At the annual Japan Geoscience Union Meeting on Sunday, researchers from the Berkeley Seismological Laboratory presented a new application designed to improve the detection of earthquakes by employing the sensors in smartphones.
The application, which is called MyShake, compiles motion data from smartphones’ sensors into a server at the seismology lab to determine whether an earthquake occurred. According to Qingkai Kong, a campus seismology doctoral student who worked on the Berkeley Seismological Lab team that helped develop the project, the application will allow for earthquake detection in places such as Nepal that do not already have in-ground sensors.
“We have the app downloaded by people all over the world, but currently, the density of the phones (that use the application is) still relatively low,” Kong said.
In other locations that already have these sensors, such as Japan, the researchers hope the application will improve earthquake detection by providing additional data. Kong said that the team hopes its presentation Sunday will encourage users in Japan to download the application, which has managed to garner about 170,000 downloads and 12,000 daily active users since its launch Feb. 12.
The project began in 2012 when Kong and other researchers from the seismology lab began to develop and test algorithms that would enable a smartphone to distinguish the motions of an earthquake from those of human activity. Soon after, programmers from Telekom Innovation Laboratories joined the project, implementing the researchers’ algorithms into a smartphone application, according to Telekom Vice President Louis Schreier.
“We like working with really top-tier universities where the collaboration seems to be beneficial to both sides,” Schreier said of Telekom’s partnership with the Berkeley Seismology Lab.
The MyShake project is funded by grants from the Gordon and Betty Moore Foundation, which recently awarded $1 million to the Berkeley Seismological Lab researchers Feb. 2.
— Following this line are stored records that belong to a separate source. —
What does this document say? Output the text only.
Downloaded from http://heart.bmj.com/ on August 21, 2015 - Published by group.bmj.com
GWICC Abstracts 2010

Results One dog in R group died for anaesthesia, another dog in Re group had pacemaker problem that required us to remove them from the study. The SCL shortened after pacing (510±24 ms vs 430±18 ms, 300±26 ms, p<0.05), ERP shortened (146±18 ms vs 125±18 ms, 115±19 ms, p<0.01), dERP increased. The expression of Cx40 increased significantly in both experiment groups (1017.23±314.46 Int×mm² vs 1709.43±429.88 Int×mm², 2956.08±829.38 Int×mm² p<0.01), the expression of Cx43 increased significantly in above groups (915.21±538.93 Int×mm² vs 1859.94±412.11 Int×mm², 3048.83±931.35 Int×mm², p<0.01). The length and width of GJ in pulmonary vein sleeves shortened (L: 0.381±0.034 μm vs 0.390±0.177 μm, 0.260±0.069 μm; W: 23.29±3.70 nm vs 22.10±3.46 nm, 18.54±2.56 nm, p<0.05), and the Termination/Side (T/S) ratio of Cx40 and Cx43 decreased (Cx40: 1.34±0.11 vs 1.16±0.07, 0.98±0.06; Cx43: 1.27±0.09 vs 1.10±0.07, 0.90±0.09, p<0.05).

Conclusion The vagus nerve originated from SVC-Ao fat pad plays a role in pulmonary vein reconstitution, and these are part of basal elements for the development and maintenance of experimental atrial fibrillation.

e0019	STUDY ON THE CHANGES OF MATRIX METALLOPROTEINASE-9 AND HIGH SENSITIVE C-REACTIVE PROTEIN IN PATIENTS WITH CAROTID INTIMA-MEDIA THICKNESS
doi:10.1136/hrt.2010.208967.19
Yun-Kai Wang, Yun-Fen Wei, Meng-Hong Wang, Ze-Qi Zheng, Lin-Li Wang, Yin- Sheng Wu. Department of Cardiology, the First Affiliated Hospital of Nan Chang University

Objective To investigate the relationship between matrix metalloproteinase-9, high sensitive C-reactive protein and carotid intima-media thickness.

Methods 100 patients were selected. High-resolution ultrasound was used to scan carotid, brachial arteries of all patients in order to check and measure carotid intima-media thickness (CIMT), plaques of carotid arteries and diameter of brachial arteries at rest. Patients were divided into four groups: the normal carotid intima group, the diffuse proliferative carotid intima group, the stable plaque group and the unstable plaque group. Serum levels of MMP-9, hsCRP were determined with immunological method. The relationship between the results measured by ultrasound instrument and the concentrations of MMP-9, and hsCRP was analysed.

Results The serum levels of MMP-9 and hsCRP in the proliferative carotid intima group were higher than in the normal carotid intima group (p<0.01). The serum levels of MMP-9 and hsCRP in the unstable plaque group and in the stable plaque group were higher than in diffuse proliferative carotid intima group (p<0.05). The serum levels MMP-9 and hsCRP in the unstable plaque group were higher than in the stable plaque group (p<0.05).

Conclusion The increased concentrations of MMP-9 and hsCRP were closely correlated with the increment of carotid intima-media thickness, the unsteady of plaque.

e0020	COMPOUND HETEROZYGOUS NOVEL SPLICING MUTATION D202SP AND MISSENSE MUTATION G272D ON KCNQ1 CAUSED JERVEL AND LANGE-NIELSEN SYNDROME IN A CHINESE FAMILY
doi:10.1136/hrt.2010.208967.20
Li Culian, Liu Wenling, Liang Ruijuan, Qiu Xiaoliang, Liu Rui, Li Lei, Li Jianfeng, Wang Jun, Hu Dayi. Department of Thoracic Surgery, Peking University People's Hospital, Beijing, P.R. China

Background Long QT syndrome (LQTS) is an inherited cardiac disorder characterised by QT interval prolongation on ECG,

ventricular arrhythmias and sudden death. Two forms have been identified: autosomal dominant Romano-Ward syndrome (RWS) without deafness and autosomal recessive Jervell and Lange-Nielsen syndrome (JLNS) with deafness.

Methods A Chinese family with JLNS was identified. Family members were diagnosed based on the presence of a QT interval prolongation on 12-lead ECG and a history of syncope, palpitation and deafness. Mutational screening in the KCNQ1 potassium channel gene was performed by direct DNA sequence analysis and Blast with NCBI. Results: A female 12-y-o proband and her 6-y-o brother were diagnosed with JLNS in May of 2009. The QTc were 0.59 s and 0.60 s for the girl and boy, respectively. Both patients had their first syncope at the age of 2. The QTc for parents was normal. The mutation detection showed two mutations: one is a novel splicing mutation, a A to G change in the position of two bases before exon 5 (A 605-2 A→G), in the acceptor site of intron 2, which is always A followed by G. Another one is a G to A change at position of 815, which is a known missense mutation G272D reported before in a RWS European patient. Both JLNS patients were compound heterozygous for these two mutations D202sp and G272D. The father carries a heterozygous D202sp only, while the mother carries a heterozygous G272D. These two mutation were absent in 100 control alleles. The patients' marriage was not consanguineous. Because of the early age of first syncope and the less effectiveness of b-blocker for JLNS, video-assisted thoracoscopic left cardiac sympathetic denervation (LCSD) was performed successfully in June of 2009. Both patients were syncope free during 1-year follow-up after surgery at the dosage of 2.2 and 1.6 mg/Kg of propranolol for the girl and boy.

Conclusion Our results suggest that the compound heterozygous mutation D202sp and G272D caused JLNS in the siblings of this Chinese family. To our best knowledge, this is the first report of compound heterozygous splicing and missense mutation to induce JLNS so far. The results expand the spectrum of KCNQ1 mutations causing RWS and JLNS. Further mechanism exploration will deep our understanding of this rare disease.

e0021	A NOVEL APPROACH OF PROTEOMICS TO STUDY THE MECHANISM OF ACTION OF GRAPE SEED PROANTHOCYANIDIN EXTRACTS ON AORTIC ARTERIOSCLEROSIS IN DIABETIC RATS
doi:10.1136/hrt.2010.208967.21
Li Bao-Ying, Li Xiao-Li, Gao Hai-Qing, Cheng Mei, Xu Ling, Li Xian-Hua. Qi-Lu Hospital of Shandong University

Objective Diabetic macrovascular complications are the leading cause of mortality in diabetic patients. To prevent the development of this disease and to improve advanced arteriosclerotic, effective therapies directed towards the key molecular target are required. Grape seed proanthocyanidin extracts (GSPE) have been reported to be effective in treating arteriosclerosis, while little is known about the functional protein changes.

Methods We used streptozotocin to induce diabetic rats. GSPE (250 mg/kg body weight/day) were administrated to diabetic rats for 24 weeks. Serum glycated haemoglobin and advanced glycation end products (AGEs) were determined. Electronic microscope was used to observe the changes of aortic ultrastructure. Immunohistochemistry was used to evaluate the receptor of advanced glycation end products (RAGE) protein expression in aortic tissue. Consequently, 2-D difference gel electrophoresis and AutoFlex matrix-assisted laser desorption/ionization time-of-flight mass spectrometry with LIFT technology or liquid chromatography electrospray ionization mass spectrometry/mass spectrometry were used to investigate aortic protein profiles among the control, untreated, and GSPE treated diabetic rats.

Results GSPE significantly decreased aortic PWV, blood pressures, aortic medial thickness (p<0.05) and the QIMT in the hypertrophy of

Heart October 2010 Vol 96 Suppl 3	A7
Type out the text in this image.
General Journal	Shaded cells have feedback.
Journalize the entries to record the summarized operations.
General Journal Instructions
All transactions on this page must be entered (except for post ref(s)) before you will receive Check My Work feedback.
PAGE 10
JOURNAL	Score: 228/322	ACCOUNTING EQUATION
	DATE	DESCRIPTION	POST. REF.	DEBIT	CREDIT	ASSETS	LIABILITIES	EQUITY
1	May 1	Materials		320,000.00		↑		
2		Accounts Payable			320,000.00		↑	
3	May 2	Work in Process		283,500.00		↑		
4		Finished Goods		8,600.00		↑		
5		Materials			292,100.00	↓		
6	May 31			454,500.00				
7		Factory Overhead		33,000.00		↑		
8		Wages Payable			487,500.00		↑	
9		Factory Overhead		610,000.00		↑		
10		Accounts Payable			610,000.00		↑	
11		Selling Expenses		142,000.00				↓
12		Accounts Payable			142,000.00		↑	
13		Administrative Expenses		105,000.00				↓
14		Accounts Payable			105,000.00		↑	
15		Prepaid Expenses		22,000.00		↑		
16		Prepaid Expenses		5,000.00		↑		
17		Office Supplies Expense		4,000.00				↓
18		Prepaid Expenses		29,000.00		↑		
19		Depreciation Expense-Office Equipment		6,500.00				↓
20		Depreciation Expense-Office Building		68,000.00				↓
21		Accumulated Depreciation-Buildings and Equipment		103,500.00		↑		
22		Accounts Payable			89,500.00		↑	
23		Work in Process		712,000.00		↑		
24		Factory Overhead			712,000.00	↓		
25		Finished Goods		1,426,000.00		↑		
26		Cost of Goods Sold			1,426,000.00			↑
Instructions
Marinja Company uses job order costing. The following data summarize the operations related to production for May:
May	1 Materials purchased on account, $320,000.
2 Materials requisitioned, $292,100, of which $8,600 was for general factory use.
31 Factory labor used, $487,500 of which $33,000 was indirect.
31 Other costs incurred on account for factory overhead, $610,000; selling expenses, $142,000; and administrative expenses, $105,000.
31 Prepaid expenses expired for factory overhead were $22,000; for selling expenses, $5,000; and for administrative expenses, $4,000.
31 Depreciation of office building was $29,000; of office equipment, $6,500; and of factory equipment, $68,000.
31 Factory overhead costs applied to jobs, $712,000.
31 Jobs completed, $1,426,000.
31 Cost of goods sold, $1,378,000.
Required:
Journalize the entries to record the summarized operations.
Robert Kirshner, the chief program officer for science for the foundation, emphasized the public safety benefits of the project, as well as the potential of the smartphone data to further increase understanding of earthquakes within the field of geophysics.
“(UC Berkeley) has been especially good at bridging that gap between research and public benefit,” Kirshner said.
The foundation expects the team to use the grant to operate and maintain the MyShake network for the next two years and to improve the way it uses information from smartphones, according to Kirshner.
Kong said that the team is still collecting more data to ensure the stability and accuracy of the system in order to improve its algorithms. Once the team adjusts the algorithms, it hopes to use the data to enhance earthquake warning systems.